Georgia’s justice ministry, audit office and central bank didn’t respond to requests for comment. The electoral commission said suggestions it was influenced by the ruling party were “unfounded and detrimental to the integrity of the electoral process.”
‘180-DEGREE TURN’ ON WEST RHETORIC
Since Russia’s full-scale invasion of Ukraine in February 2022, Ivanishvili has all but reversed Georgia’s long-standing alignment with the West, one which he himself championed while prime minister in 2012-13.
This year, the Georgian Dream government has pushed through bills on “foreign agents”, which requires organisations receiving more than 20% of funding from abroad to register as such, and cracked down on LGBT rights, decisions praised by Moscow and denounced by critics as anti-democratic and Russian-inspired.
The moves, along with increased anti-Western rhetoric from Tbilisi, have led to the U.S. and EU suspending some aid to Georgia and the bloc freezing the country’s membership application.
Giorgi Margvelashvili, Georgia’s president in 2013-18 and a close colleague of Ivanishvili in opposition and the early years in power, said the billionaire had appeared sincerely pro-Western while in frontline politics.
He described him as a calm, strategic thinker who sought to balance a pro-EU and NATO policy with an imperative to avoid provoking Georgia’s vast northern neighbour.
Margvelashvili said there had nonetheless been a new hostility in Ivanishvili’s anti-West rhetoric since the Ukraine war, a shift which seemed to him deeply out of character.
“We can only speculate what forced Bidzina Ivanishvili into this kind of political turmoil,” Margvelashvili said. “Suddenly changing the rhetoric 180 degrees is not his style.”
NATO agreed at a 2008 Budapest summit that Georgia would eventually become a member. That was a few months before the war with Russia, and little progress has been made since.
Many Georgians are wary of the ordeal of Ukraine, where the pro-Western Maidan protests of 2013-2014 ousted a pro-Russian government before Moscow annexed Crimea and began supplying arms to separatists in the country’s east.
Russian officials have repeatedly said they don’t interfere with sovereign states and have accused the West of meddling in Georgian politics. Russia’s foreign spy chief Sergei Naryshkin said this month he was sure Georgians would make the “correct” choice and vote for “healthy, patriotic forces”.
Ex-adviser Khukhashvili said Ivanishvili had told him that he left Russia after Putin’s rise to power in 2000, believing the president would crack down on politically ambitious businessmen. Khukhashvili said Ivanishvili’s shift in foreign policy since the Ukraine conflict was an attempt to spare himself and Georgia from Putin’s wrath.
Ivanishvili himself took a big hit in the West in 2020, when a rogue banker at Credit Suisse embezzled about $1 billion of his cash. Though much of the money has been recovered, his allies have cited the case as proof that he is under “de facto” U.S. sanctions. The U.S. has repeatedly said that Ivanishvili hasn’t been sanctioned.

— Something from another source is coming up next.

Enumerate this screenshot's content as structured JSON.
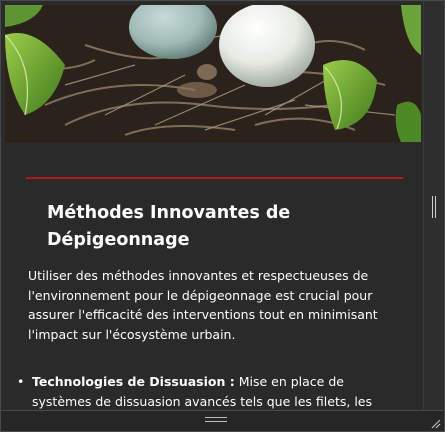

LET ‘ORDINARY PEOPLE’ LEAD GEORGIA
Natalie Sabanadze, a former Georgian ambassador to the EU, told Reuters Georgian Dream also drew strength from the unpopularity of the opposition, which has struggled to shake off its association with the divisive figure of former Georgian leader Mikheil Saakashvili, who ruled until 2012 and is now serving a six-year jail term for abuse of power.

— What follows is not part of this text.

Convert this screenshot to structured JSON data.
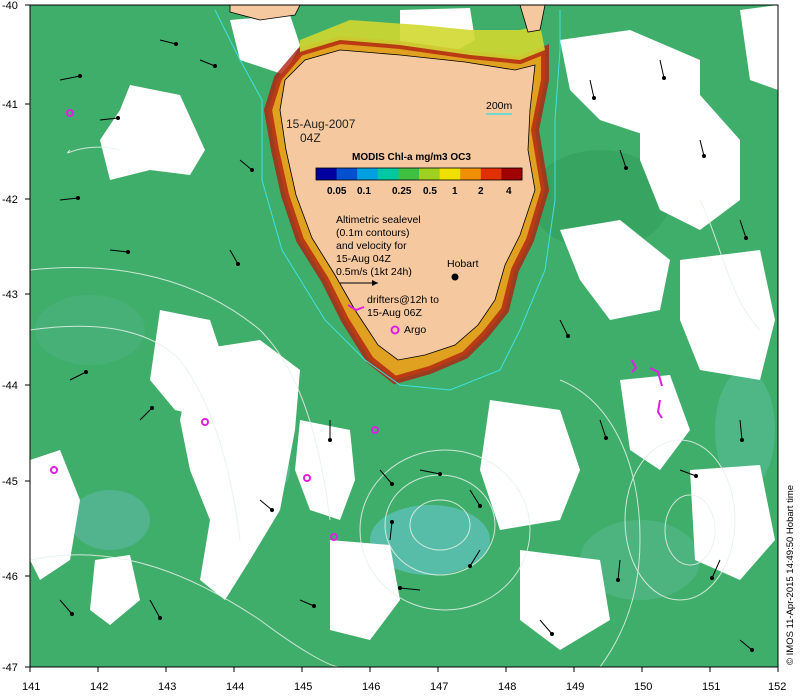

Despite deteriorating relations with the West, the ruling party can still rely on a “status-quo factor”, especially among rural and public-sector workers, said Sabanadze, a senior research fellow at London think-tank Chatham House.

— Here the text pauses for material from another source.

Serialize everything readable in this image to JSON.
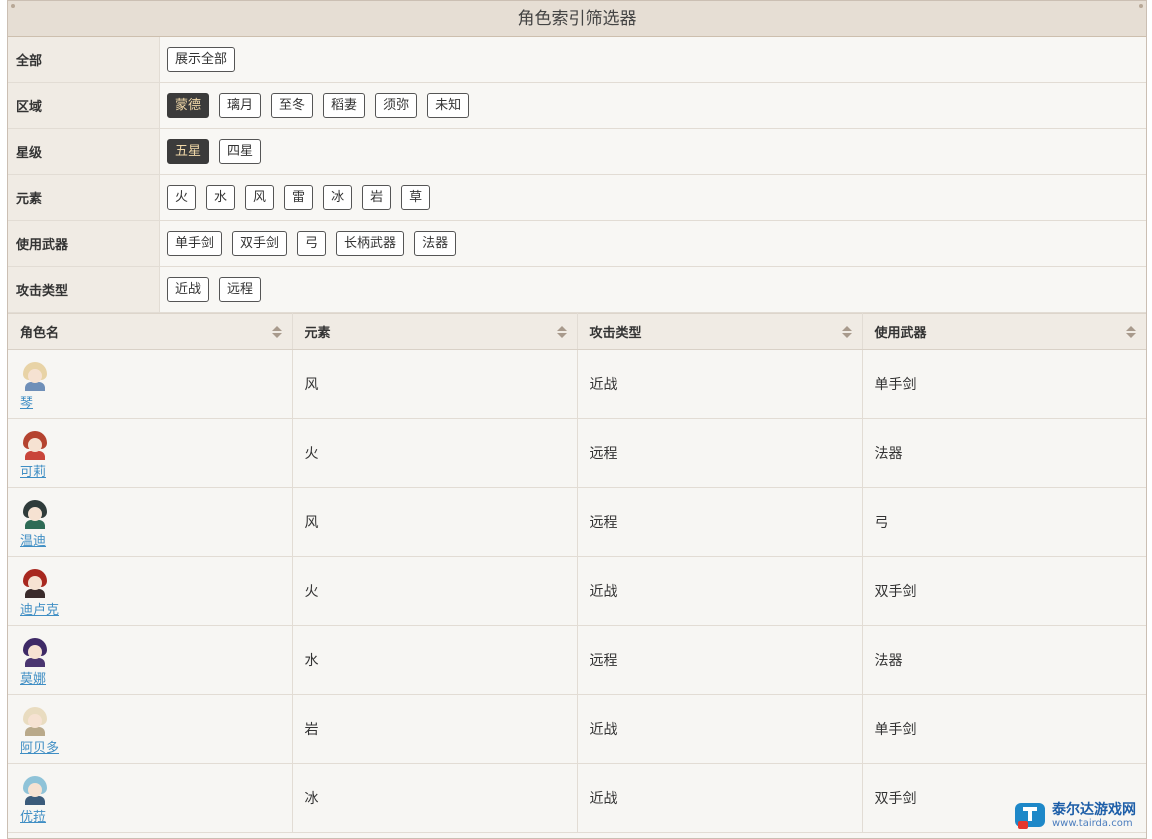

Indeed, in the poor, rural western part of Georgia where Ivanishvili grew up, he’s revered by many locals as a philanthropist. Levan Ivanashvili, district mayor in the town of Sachkhere, pointed out projects financed by the favourite son: three schools, a football stadium, swimming pool, hospital and hotel, as well as a restoration of the historic castle.
Other voters have had enough.
“Mr Ivanishvili has done positive things for Georgia in the past, but he has declined, Georgia under him is declining,” Nikoloz Shurgaia said at an opposition rally in Tbilisi. “Let a new generation of politicians, ordinary people, lead Georgia to a better future.”